In 2016 I retired from the Ministry of Magic. Well, to give it its proper name, HMRC. But to be honest the MoM sounds much more exotic and I’m trying to hook you in to reading this article as I couldn’t think of a better headline. Anyway, the point is, I bounded out of the grey, uninspiring Longbenton Estate with a jolly air and my hat perched jauntily on the side of my head, bowling down the road towards the sunlit uplands of Retirement.
The sunlit uplands lost their lustre after a few weeks and I thought I’d better do something to fill my days and earn some beer money. Tescos provided the opportunity to do that and I ended up sitting on the tills at Hexham, chatting to people as they went past with their Bran Flakes and cat food (other products are available). I was quite happy there, as I like meeting people. But after some difficulty in arranging a shift change for family reasons, I had to leave. Before I left however, one of my colleagues pulled me to one side and recommended that I might like to drive a school run taxi instead.
At first, I dismissed it (I may actually have said “Pah!” – I like to think so) but I eventually applied, and within days realised that this was going to be fun. I really started to enjoy going to “work,” as they called it, and ended up becoming the World’s Best Taxi Driver.

I can tell by the way you raised an eyebrow there that you don’t believe that I earned that title. But trust me, I have it on the authority of schoolchildren, who are some of the toughest customers around.
I would get up quite early every school day morning, and head off into the countryside in an eight seater taxi with Zoe Ball. I’d be home in time for lunch with Jeremy Vine, and in the afternoons I would come home with Sara Cox. I’d pick up some teenagers to take them to Stamfordham where they would catch their bus to school in Ponteland, and taking them home when the school day was over.
I have never subscribed to the idea that teens are difficult, and the three or four that I have transported over the years were always good company. Sometimes they might not want to talk, preferring to put their ear buds in and stare at their phones, which incidentally is something I like to do too from time to time (although not while I’m driving, before you write to complain). Other times they would be chatty and really funny. In all the years I knew them I never had a single problem with them. We often forget that teens are just people like you and me, or in some cases like the people we used to be.
The bus could be quiet on the first trip of the day, but that all changed when I went to get the younger children. Radio 2 went out of the window (“That’s for OLD people”) to be replaced with a Spotify playlist that I created so they could hear songs that they actually liked.

My first younger passenger lived on a sheep farm. She was usually smiling, often munching on the last bit of breakfast when I arrived to collect her. After lambing season this year, she would encourage me to beep the horn at all the sheep that blocked the way out of her farm and back on to the road to school. And contrary to what my theatre friends always tell me, it’s great fun working with animals and children. A lot of the time she’d be chatting away and I would have no idea what she was on about, but being just four years old she never seemed to mind that.

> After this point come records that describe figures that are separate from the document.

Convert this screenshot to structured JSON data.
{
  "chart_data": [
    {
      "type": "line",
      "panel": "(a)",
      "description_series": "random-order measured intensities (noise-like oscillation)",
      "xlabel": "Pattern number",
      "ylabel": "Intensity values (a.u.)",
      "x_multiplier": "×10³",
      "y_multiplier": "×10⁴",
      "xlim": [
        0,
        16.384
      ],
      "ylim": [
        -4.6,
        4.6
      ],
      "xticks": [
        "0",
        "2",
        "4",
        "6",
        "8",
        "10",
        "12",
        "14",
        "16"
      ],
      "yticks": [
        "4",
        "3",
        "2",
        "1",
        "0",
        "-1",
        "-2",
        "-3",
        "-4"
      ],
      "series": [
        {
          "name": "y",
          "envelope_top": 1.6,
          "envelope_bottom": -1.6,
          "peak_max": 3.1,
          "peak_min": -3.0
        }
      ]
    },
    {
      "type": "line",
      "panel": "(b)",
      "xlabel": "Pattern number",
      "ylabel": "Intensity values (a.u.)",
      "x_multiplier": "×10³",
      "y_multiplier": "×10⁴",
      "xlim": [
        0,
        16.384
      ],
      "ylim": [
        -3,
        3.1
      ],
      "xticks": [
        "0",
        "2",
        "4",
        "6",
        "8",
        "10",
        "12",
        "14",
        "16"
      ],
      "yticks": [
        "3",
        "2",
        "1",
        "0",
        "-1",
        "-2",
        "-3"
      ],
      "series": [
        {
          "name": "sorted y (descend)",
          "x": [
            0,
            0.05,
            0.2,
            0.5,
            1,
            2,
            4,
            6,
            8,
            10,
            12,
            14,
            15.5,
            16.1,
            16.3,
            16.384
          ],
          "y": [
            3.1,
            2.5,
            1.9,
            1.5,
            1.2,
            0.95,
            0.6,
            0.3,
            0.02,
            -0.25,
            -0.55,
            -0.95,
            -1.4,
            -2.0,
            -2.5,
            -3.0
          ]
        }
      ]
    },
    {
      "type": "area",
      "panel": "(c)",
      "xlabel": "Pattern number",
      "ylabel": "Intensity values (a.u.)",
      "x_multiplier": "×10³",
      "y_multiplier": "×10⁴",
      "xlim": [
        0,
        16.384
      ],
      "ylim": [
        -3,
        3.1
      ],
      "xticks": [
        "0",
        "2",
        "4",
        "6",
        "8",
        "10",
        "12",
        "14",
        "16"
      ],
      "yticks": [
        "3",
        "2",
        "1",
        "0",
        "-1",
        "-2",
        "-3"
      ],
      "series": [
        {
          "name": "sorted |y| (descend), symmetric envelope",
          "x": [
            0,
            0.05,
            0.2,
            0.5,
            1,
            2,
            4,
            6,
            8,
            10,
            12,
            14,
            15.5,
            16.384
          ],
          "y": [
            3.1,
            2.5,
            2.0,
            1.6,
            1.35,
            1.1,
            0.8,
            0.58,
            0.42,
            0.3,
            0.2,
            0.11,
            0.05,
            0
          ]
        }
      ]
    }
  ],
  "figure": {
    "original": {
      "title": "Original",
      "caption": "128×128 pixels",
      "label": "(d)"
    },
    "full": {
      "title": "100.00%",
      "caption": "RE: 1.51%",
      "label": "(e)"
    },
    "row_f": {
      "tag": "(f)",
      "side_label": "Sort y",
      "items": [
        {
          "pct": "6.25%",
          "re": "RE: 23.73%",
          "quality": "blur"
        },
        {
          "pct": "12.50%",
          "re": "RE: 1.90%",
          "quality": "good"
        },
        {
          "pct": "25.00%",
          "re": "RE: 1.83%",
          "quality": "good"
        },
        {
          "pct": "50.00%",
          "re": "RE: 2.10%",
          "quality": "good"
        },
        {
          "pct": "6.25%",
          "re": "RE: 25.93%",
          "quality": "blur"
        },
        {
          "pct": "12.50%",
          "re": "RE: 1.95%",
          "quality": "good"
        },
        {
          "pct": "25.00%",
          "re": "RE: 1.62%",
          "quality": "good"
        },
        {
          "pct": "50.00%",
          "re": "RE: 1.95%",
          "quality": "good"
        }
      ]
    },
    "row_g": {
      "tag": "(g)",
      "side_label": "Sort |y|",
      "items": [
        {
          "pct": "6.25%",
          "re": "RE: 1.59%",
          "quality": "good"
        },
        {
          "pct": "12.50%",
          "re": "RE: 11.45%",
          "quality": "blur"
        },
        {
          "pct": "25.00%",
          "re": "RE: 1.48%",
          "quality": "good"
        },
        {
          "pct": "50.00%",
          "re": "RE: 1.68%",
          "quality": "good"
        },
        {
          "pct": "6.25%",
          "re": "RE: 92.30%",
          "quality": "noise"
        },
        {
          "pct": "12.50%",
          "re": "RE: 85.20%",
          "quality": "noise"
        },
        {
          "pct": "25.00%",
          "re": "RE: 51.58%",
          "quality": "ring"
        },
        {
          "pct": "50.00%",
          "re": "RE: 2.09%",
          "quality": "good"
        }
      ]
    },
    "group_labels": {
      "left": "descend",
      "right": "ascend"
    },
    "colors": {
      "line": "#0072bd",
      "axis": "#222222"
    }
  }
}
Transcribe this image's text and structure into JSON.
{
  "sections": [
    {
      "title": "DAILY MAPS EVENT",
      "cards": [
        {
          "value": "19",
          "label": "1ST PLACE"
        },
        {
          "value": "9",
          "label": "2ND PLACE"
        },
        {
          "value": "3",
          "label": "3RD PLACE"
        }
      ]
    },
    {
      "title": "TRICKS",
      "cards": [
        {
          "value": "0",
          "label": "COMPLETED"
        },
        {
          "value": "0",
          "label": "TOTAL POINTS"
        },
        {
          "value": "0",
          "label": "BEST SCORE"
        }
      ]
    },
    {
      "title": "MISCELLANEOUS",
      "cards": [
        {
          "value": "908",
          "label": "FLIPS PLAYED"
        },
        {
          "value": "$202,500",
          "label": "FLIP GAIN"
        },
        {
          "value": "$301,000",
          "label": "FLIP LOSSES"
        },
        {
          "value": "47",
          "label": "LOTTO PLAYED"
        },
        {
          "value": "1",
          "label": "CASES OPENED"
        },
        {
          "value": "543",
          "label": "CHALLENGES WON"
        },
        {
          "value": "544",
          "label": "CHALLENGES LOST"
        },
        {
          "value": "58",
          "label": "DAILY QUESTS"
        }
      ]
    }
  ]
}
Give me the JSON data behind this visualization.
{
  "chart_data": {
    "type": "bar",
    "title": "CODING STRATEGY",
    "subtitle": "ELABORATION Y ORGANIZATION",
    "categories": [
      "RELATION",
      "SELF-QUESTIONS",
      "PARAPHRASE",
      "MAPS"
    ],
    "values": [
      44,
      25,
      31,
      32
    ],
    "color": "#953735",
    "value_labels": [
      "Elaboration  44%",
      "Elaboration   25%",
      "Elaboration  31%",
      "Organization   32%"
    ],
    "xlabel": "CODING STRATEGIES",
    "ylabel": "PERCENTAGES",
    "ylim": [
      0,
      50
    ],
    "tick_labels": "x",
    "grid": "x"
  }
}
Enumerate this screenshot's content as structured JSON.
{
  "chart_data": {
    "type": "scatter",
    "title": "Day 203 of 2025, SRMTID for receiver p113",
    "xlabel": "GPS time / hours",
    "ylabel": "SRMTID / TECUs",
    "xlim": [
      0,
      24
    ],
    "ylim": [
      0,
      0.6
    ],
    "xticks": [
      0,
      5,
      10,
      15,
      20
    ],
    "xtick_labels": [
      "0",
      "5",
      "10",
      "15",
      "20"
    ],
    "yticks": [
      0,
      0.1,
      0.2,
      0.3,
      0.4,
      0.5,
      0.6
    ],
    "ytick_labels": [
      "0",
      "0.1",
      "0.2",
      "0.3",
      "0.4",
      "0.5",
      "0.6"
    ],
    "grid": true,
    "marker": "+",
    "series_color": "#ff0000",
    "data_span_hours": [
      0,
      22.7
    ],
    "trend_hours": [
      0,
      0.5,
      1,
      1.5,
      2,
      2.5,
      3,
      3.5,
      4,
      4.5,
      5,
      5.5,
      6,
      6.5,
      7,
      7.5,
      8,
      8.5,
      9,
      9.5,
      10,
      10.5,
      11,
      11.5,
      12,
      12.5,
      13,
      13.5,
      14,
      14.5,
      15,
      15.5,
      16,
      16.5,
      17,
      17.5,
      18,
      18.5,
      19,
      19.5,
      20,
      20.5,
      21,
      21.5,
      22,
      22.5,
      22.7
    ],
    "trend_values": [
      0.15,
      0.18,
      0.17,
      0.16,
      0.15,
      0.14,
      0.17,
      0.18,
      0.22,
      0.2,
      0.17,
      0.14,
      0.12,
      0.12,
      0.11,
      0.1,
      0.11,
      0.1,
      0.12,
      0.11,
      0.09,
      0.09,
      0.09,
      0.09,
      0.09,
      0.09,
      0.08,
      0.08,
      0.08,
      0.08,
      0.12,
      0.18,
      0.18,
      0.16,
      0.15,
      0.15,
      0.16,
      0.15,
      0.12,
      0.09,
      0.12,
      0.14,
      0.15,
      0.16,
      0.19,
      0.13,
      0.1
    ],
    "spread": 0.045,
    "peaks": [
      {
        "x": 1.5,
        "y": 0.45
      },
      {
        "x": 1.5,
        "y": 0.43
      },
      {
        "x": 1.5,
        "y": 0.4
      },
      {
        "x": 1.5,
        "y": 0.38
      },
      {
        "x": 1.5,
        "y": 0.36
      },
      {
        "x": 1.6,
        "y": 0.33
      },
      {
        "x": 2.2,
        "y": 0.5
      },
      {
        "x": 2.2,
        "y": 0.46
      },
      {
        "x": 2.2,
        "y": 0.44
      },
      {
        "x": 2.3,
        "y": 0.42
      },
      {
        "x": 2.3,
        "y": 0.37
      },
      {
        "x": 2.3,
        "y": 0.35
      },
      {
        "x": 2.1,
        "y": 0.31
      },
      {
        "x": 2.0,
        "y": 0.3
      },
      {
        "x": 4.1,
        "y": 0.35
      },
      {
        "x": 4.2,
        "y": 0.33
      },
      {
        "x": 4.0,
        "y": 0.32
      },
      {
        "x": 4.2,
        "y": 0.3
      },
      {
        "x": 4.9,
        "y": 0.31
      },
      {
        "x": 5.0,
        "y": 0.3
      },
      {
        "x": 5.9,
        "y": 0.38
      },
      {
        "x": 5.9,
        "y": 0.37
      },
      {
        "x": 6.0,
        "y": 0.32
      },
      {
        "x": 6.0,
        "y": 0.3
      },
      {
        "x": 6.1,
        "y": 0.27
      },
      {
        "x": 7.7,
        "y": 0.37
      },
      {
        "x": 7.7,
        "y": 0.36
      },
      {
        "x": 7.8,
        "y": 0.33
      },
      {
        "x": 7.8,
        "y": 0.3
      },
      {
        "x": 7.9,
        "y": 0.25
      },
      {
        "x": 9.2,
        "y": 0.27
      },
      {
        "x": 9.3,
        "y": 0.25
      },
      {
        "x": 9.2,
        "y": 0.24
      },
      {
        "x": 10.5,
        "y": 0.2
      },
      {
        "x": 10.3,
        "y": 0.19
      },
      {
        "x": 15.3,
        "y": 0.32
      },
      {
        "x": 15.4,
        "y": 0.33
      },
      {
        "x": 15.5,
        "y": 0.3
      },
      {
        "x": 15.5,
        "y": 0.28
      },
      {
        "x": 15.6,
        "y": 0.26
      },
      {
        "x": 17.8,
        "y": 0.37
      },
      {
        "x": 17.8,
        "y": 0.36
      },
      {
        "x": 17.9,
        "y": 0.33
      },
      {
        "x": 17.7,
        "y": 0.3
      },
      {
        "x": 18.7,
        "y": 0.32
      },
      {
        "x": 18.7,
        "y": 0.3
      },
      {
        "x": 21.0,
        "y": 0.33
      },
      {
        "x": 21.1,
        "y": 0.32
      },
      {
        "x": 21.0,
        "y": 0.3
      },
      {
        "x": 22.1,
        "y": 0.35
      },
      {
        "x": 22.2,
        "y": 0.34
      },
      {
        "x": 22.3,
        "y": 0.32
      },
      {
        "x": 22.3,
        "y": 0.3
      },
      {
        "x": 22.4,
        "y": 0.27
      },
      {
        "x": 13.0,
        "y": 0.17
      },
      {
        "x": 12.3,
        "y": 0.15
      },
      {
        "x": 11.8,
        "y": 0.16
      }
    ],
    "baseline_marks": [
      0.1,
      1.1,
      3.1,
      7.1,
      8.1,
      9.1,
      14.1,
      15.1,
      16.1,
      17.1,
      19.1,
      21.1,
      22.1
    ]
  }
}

After that, I’d collect a brother and sister from an egg farm. In the summer I might have to wait a bit for them as they were trying to exhaust themselves by running around the garden. But the energy in that house when I collected them both always gave me a lift in the mornings.
From there it would be on to another farm, picking up two sisters who looked just like each other. The younger one would have a cheeky grin all the time, and come up with non-sequitur phrases such as “Dumb Banana” and “Potato Fairy” at random intervals for no apparent reason. This was an improvement as she hardly spoke to me at all for the first six weeks. Her older sister had four years on her sibling and was tall enough to sit in the front next to me. There wasn’t a single day when she failed to make me laugh at something or other. I think that might be because my sense of humour matched those of her nine year old mind, but it made the trips enjoyable. During the last week, she asked me to make a speech at her wedding because I was “funny.” I told her I would, of course, but I was busy for the next couple of weeks so don’t rush it.
She ran off quite quickly when I dropped her off for the last time, but as I pulled out of the yard I could see her waving to me through the window.
My last passenger was a ten year old boy. His older sister had been on the taxi the previous year and as she liked to sit in the front, he had been relegated to the back of the taxi. But now she had moved on, he sat in the front too. His Grandma would visit him once a week, travelling quite a distance to do so, and I often refused to drive off without him first giving her a wave. He wasn’t keen; its not a cool thing to do when you’re ten years old. But he did it all the same, with a bit of encouragement!
So now my days on the taxi are over. Those lovely children will be going to school with some other driver from now on, and I can only hope he or she realises just how privileged they are to have such a fantastic job.
They will never be the Best in the World though. There’s only one of me, the kids gave me the cap to prove it.